The beauty of this is that everything is connected. But that also means that if a shortage presents itself, it will have an impact on everything else. For example, in almost every soil all over the world copper is present, but it is only called copper ore when it is feasible to retrieve the copper from the soil. The lower the percentage of copper in the soil, the more energy it will cost to retrieve it. This also means that the scarcer or more expensive energy is; the scarcer copper becomes.
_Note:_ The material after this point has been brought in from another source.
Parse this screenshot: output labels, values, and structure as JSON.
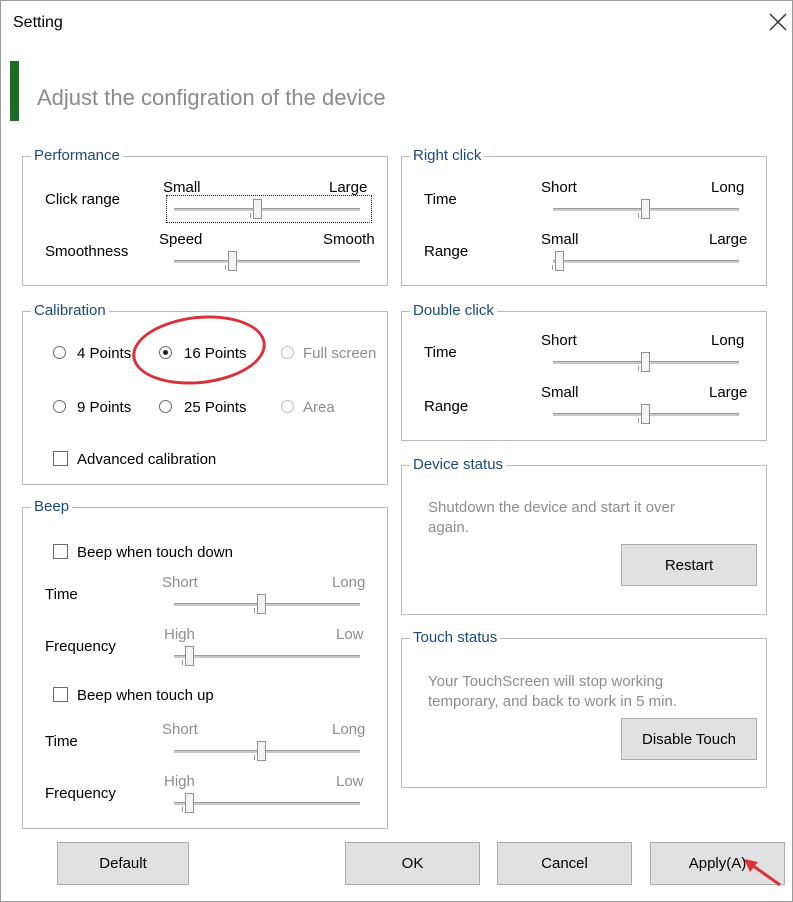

Not too long ago it was easy to obtain energy, as it was all concentrated, but now energy sources are sparser. A gas company in the past would just drill one gas pipeline into the earth and thirty years the gas would flow. Nowadays, we are using shale gas, which means that not one, but many pipes, need to be inserted into the earth. Wind energy requires many windmills, and therefore many power lines to transport the electricity. In short: the more spread the energy we are trying to harness, the more materials we need to retrieve and distribute it.

When the shortage of metals will continue to grow, certain forms of renewable energy will be less or not feasible. So metal shortage and the sustainability of energy are impossible to consider separately. Which means that metal is energy is metal!